How to Create a Great Engineering Culture ✨
A thorough guide about what great culture looks like, and how to make it happen.
We hear that all the time: we have to create a great engineering culture for our team.
This statement always sounds smart, but it doesn’t mean much. Anything you do is about culture — which makes culture one of those intangibles that is easier to acknowledge ex-post (”look! *That* is great culture”) rather than address it upfront.
I get many questions about this from readers, which are usually variations of three big ones:
What is culture, really?
What does great culture look like?
How do you make culture happen?
I wrote several articles about this in the past, which today I am consolidating into a full, longer guide, to answer exactly these questions.
I write one of such Guides every month — this will be the December one.

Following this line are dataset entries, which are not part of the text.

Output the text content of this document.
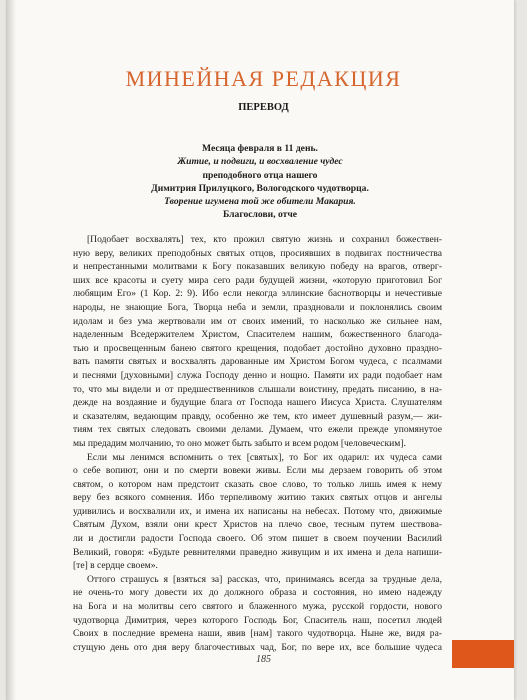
МИНЕЙНАЯ РЕДАКЦИЯ
ПЕРЕВОД
Месяца февраля в 11 день.
Житие, и подвиги, и восхваление чудес
преподобного отца нашего
Димитрия Прилуцкого, Вологодского чудотворца.
Творение игумена той же обители Макария.
Благослови, отче
[Подобает восхвалять] тех, кто прожил святую жизнь и сохранил божествен-
ную веру, великих преподобных святых отцов, просиявших в подвигах постничества
и непрестанными молитвами к Богу показавших великую победу на врагов, отверг-
ших все красоты и суету мира сего ради будущей жизни, «которую приготовил Бог
любящим Его» (1 Кор. 2: 9). Ибо если некогда эллинские баснотворцы и нечестивые
народы, не знающие Бога, Творца неба и земли, праздновали и поклонялись своим
идолам и без ума жертвовали им от своих имений, то насколько же сильнее нам,
наделенным Вседержителем Христом, Спасителем нашим, божественного благода-
тью и просвещенным банею святого крещения, подобает достойно духовно праздно-
вать памяти святых и восхвалять дарованные им Христом Богом чудеса, с псалмами
и песнями [духовными] служа Господу денно и нощно. Памяти их ради подобает нам
то, что мы видели и от предшественников слышали воистину, предать писанию, в на-
дежде на воздаяние и будущие блага от Господа нашего Иисуса Христа. Слушателям
и сказателям, ведающим правду, особенно же тем, кто имеет душевный разум,— жи-
тиям тех святых следовать своими делами. Думаем, что ежели прежде упомянутое
мы предадим молчанию, то оно может быть забыто и всем родом [человеческим].
Если мы ленимся вспомнить о тех [святых], то Бог их одарил: их чудеса сами
о себе вопиют, они и по смерти вовеки живы. Если мы дерзаем говорить об этом
святом, о котором нам предстоит сказать свое слово, то только лишь имея к нему
веру без всякого сомнения. Ибо терпеливому житию таких святых отцов и ангелы
удивились и восхвалили их, и имена их написаны на небесах. Потому что, движимые
Святым Духом, взяли они крест Христов на плечо свое, тесным путем шествова-
ли и достигли радости Господа своего. Об этом пишет в своем поучении Василий
Великий, говоря: «Будьте ревнителями праведно живущим и их имена и дела напиши-
[те] в сердце своем».
Оттого страшусь я [взяться за] рассказ, что, принимаясь всегда за трудные дела,
не очень-то могу довести их до должного образа и состояния, но имею надежду
на Бога и на молитвы сего святого и блаженного мужа, русской гордости, нового
чудотворца Димитрия, через которого Господь Бог, Спаситель наш, посетил людей
Своих в последние времена наши, явив [нам] такого чудотворца. Ныне же, видя ра-
стущую день ото дня веру благочестивых чад, Бог, по вере их, все большие чудеса
185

Guides are longer, more in-depth and more researched articles than usual, that act as primers on a given topic.
This guide is peculiar because I want it to be extremely practical. Most things you can find online about culture are fluffy: they may be inspirational, but not very actionable.
Instead, I want you to leave this article thinking: “ok, now I can do this and that”. This is always the goal of Refactoring pieces: give you practical ideas to apply on your team, backed by solid first principles.
So, here is our agenda today:
📖 What is Culture? — A quick intro to get on the same page with definitions.
4️⃣ The Four Pillars — The four elements you need to get right in modern engineering teams:
🏅 Ownership — driving impact and autonomy with broad responsibilities.
💬 Communication — optimizing for crafters and getting remote right.
✨ Simplicity — writing code like a toddler.
🏎️ Speed — shipping fast and often.
🏗️ How to Build Culture — Once you know how you want your team to behave, how do you make it happen?
Let’s dive in!
📖 What is Culture?
There exist plenty of inspirational, quotable answers to this question, like: culture is the behavior you reward, or, as a leader, culture is the example you give through your actions, and more.
There will never be a perfect answer and, frankly, it doesn’t matter, because I don’t find the question particularly useful.
Instead of nitpicking on what culture is and is not, let’s agree on a simple mental model where, in any team, there is work and meta-work:
Work — is the stuff you need to accomplish.
Meta-work — is how you do work: processes, procedures, principles, etc.
Culture is about meta-work.
Meta-work matters because sure, every team has their own way of doing things and that's great. But there exist a handful of key principles and strategies which we are starting to agree on, and which today are in the arsenal of most of the teams who are really nailing it.
In three years, by writing this newsletter, I have talked with countless tech leaders and read hundreds of articles and case studies about how engineering teams work. My opinionated take is that, whenever you look at a great team, one of those that always seem to fire from all cylinders, shipping valuable stuff everyday multiple times a day, they are very likely nailing four things:
Ownership and communication are about working together, while simplicity and speed are about your technical strategy. Let’s look at each of these items.